Currently, Google's most impressive demonstration of their technology is a car that drives itself. Their car has already traveled 140,000 miles on Google Autopilot, depending on cameras and a scanning laser to do the driving. You just tell it your destination and it plots a route for you, taking into consideration speed limits and traffic patterns. Then it drives the route, scanning ahead with cameras and using the Google server network to recognize other cars, curbs, road signs, pedestrians, bicycles, traffic lights, and uses that information to control the accelerator, brakes and steering. You just sit in the passenger seat and read a book (retrieved from the Google Electronic Book Database, downloaded to your iPad). How does this work? Speech recognition networks decode your voice instructions. Location servers figure out where you are and where you want to go. Mapping servers find a good route for you. Visual servers look at images from the car's cameras and detect traffic, obstacles, lights, potential dangers. Driving servers make decisions about swerving, braking, or continuing. Probably a hundred thousand computers have a piece of this action. All you know is the car is taking you to your lunch appointment while you read your on-line copy of The Rise and Fall of the Great Powers.

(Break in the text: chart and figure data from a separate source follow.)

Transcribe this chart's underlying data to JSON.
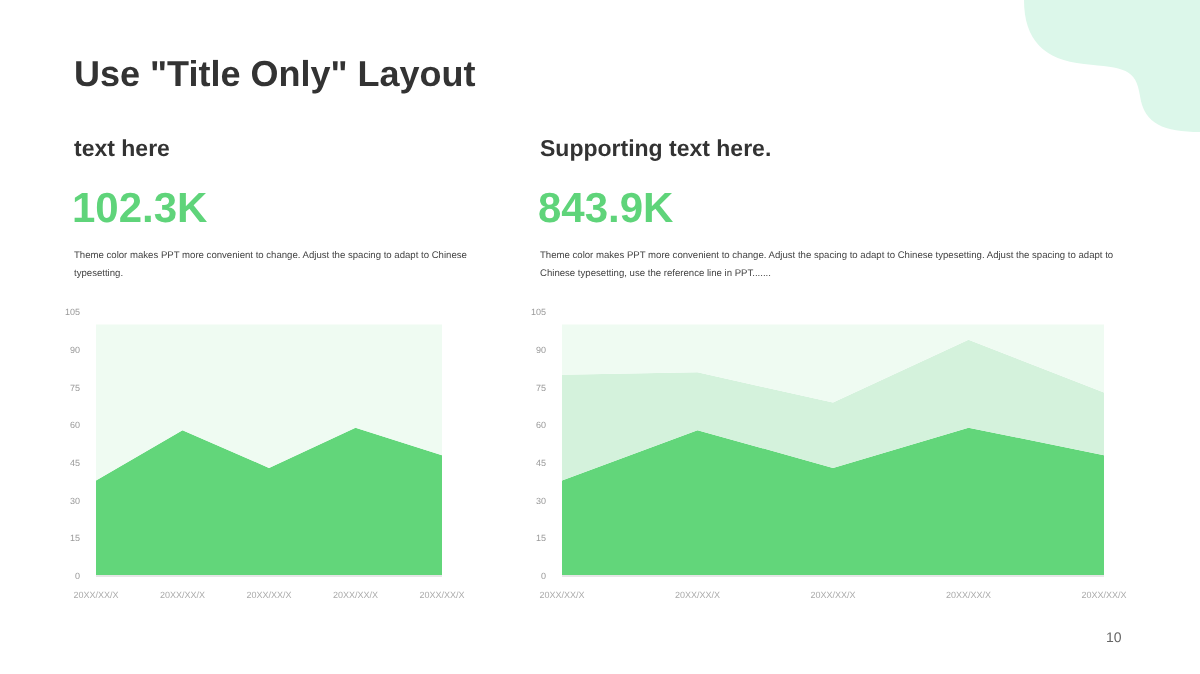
{
  "chart_data": [
    {
      "type": "area",
      "stacked": true,
      "title": "text here",
      "subtitle": "102.3K",
      "annotations": [
        "Use \"Title Only\" Layout",
        "Theme color makes PPT more convenient to change. Adjust the spacing to adapt to Chinese typesetting."
      ],
      "categories": [
        "20XX/XX/X",
        "20XX/XX/X",
        "20XX/XX/X",
        "20XX/XX/X",
        "20XX/XX/X"
      ],
      "series": [
        {
          "color": "#62d67a",
          "values": [
            38,
            58,
            43,
            59,
            48
          ]
        },
        {
          "color": "#effbf2",
          "values": [
            62,
            42,
            57,
            41,
            52
          ]
        }
      ],
      "ylim": [
        0,
        105
      ],
      "yticks": [
        0,
        15,
        30,
        45,
        60,
        75,
        90,
        105
      ]
    },
    {
      "type": "area",
      "stacked": true,
      "title": "Supporting text here.",
      "subtitle": "843.9K",
      "annotations": [
        "Theme color makes PPT more convenient to change. Adjust the spacing to adapt to Chinese typesetting. Adjust the spacing to adapt to Chinese typesetting, use the reference line in PPT.......",
        "10"
      ],
      "categories": [
        "20XX/XX/X",
        "20XX/XX/X",
        "20XX/XX/X",
        "20XX/XX/X",
        "20XX/XX/X"
      ],
      "series": [
        {
          "color": "#62d67a",
          "values": [
            38,
            58,
            43,
            59,
            48
          ]
        },
        {
          "color": "#d4f2dc",
          "values": [
            42,
            23,
            26,
            35,
            25
          ]
        },
        {
          "color": "#effbf2",
          "values": [
            20,
            19,
            31,
            6,
            27
          ]
        }
      ],
      "ylim": [
        0,
        105
      ],
      "yticks": [
        0,
        15,
        30,
        45,
        60,
        75,
        90,
        105
      ]
    }
  ]
}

About 15% of your brain is dedicated to speech recognition, and another 40% or so to visual recognition. Google is now emulating these capabilities with their networks. This emulation is not a simple demo system: Google Translate, Google Information, Google Goggles are running now and working quite well. In my estimation, they're more than half way to true artificial intelligence. To get the rest of the way I would say their single largest remaining problem is emotions. Absent emotions, all a computer does is look up information and answer questions, then wait passively for the next question. The true hallmark of life is desire. Even bacteria show a clear preference for warm places that have available food. They don't just wait around passively for someone to ask them "Do you have food?" or tell them "There's food over that way, go get it." When Google masters an affective engine, they will have produced something new, some kind of distributed network that contains much of the accumulated knowledge of mankind, can access this knowledge to find analogies and draw conclusions, and has its own goals and desires. We have a name for such a computer network: SkyNet, the system from the movie The Terminator that tried to exterminate mankind. As noted above, Google doesn't even know how many computers they own, much less where they each are and what they're each doing. If there is a sudden need to pull the plug on some of these computers, there will be a serious problem: which plugs? And this presumes the computers doing a particular task keep doing that task - if the network decides for its own reasons to reassign tasks and computers, we'll have no clue at all which plugs.